Blueprint Tycoon Review

Blueprints were first put into use in the mid-19th century.

Originally created to replicate design plans for technical drawings, they have since been replaced by more modern methods. Still, ‘blueprinting’ remains a term for drawing up or planning out an idea, making Blueprint Tycoon a fitting name for a settlement building and management game.

If you like story rich games, then Blueprint Tycoon isn’t for you. However, what it lacks in story it more than makes up for with a whole lot of management elements for you to explore. The idea is simple: gather raw materials, produce goods, and sell your product for a profit. This simple idea quickly expands into a nearly overwhelming network of resources, workers, and trade routes spanning multiple islands.

Like any game, Blueprint Tycoon begins with a tutorial. This tutorial, however, is rather complicated, and almost does more to confuse the player than teach. What’s more, there’s no real differentiation as to when the tutorial ends and the game begins. It almost seems like you never begin playing a game; you just continue completing basic tasks to progress the longest tutorial known to man.

Games by definition have a way to win and a way to lose, but there is no way to lose in Blueprint Tycoon. If you don’t produce enough goods, you’ll run out of money. If you don’t feed or pay your workers, your reputation will go down. As your reputation lowers, workers will stop working, building will collapse, but you’ll never technically fail. Even with zero reputation, zero funds, and a negative net of thousands of dollars a day, the scenario will continue infinitely. There is also no option to restart a scenario, so if you manage to back yourself into a corner, you have little option but to grind their way back into it (or, you know, turn off the game).

The one mechanic that sets Blueprint Tycoon apart from other management games is its actual blueprint system. Almost all buildings in the production line have a blueprint associated with them that dictates the time it takes to complete their specified task. These blueprints can be modified by the player to make them more efficient, and save time in the production line. In theory it’s a great idea, but in practice, it leaves a lot to be desired. The actual customisation is very limited in what you can do, and generally isn’t very fun. Even if you finds the most efficient method, your production will seemingly only be marginally improved. And most confusing is that the core mechanic, one of the only things that makes Blueprint Tycoon unique, can be completely avoided throughout the game.
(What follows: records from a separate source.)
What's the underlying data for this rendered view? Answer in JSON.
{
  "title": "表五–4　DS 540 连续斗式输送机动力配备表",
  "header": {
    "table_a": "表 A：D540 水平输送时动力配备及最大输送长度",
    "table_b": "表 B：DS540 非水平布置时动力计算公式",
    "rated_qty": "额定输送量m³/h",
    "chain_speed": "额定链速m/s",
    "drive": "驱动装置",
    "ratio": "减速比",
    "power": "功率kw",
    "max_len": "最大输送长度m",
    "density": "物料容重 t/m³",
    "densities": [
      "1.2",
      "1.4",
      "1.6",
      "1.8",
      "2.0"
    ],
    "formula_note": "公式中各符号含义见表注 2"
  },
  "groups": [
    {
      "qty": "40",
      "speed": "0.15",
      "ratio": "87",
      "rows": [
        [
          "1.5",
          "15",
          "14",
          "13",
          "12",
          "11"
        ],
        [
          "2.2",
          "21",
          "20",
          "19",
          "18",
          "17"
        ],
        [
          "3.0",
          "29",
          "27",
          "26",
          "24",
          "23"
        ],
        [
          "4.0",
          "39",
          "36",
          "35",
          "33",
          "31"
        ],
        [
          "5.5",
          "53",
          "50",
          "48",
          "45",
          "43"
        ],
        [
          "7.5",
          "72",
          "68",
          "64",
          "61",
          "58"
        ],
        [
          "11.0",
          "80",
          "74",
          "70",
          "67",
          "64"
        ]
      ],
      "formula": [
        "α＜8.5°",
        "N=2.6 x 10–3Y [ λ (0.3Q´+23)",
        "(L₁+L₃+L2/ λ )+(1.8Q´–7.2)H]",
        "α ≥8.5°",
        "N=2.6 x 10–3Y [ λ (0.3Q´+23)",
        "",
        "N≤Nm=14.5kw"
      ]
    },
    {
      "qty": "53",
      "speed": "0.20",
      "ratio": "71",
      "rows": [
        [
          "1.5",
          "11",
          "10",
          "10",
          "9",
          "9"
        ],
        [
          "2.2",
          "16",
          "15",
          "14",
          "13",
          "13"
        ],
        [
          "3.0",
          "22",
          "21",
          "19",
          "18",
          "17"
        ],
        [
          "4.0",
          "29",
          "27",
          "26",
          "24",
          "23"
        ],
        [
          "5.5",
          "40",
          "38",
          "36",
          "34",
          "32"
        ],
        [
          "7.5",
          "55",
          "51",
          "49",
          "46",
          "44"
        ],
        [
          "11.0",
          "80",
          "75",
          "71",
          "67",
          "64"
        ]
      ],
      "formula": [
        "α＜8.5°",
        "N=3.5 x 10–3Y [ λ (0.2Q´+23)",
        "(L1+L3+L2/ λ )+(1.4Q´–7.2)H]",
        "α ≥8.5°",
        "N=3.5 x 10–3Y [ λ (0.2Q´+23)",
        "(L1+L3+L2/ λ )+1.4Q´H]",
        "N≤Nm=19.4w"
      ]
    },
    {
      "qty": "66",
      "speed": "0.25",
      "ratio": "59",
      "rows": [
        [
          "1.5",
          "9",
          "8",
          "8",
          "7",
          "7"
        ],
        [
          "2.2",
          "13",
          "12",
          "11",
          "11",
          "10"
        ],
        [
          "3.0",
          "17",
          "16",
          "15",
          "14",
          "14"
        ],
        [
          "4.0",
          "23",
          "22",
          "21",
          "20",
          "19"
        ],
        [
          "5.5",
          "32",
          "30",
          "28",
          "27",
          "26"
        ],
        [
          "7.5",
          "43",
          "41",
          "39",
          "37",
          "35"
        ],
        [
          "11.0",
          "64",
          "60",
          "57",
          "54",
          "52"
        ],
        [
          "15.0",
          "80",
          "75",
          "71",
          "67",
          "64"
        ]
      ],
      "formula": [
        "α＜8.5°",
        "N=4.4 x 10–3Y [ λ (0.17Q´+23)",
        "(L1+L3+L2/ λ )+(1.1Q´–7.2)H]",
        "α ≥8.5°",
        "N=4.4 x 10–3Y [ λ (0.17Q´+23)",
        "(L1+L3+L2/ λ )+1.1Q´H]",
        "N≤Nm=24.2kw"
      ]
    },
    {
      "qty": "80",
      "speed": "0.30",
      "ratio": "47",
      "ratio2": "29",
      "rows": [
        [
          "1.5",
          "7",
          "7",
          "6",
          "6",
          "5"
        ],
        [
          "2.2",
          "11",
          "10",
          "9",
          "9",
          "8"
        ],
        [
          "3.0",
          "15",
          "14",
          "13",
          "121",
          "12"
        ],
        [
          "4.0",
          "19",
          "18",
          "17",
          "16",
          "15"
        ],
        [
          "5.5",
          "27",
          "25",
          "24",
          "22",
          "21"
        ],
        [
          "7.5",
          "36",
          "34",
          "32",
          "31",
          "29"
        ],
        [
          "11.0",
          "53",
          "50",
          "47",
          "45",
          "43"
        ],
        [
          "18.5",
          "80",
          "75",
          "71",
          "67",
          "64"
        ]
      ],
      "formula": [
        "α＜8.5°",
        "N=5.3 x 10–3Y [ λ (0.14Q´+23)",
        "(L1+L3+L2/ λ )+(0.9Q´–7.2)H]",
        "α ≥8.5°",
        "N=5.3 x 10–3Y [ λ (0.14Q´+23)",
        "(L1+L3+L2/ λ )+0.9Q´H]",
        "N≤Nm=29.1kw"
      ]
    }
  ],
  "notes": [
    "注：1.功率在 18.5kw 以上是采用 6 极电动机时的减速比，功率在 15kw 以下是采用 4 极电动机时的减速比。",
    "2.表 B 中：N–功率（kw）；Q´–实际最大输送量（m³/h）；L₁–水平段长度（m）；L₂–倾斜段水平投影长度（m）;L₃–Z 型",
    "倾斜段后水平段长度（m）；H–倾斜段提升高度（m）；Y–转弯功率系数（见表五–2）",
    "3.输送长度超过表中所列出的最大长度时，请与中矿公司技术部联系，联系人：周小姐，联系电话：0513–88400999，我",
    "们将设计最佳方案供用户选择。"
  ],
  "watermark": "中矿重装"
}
The art style matches the name of the game, with most of the art taking on a blueprint feel. Though the style, like the rest of the game, feels like a good idea with poor execution, resulting in lacklustre results. Blueprints are known for being very intricate and exclusively blue and white. But the art style here is very simplistic and overly colourful. Some of the colour can be excused, as it would be nearly impossible to tell buildings and resources apart if everything was blue. But when a hot air balloon is upgraded for instance, instead of becoming more sophisticated, it merely receives a palette swap.

Blueprint Tycoon finds itself in a tough spot when it comes to music. You spend the majority of the game on a single screen, making it difficult to keep the sound track fresh and varied. The music that was included in the game is respectable and even catchy at times. However, there just isn’t enough variety to survive the hours of gameplay. The music also frequently cuts off the previous track, or worse yet, doesn’t play at all. You’re probably best just to mute the game and listen to your own music as you play.

At this point it may sound like Blueprint Tycoon is full of issues and isn’t really worth looking into. But that’s not really the case. It’s an entirely fine game. If you’re a fan of management or simulation games, it’s worth investigating, especially with such a cheap price tag. The only big issue with Blueprint Tycoon is that it just isn’t particularly fun. Without a way to lose, there’s no real challenge. Completing tasks doesn’t feel satisfying because there’s no time limit or difficulty. It all just feels like a long, somewhat tedious, tutorial.

Blueprint Tycoon is available on PC.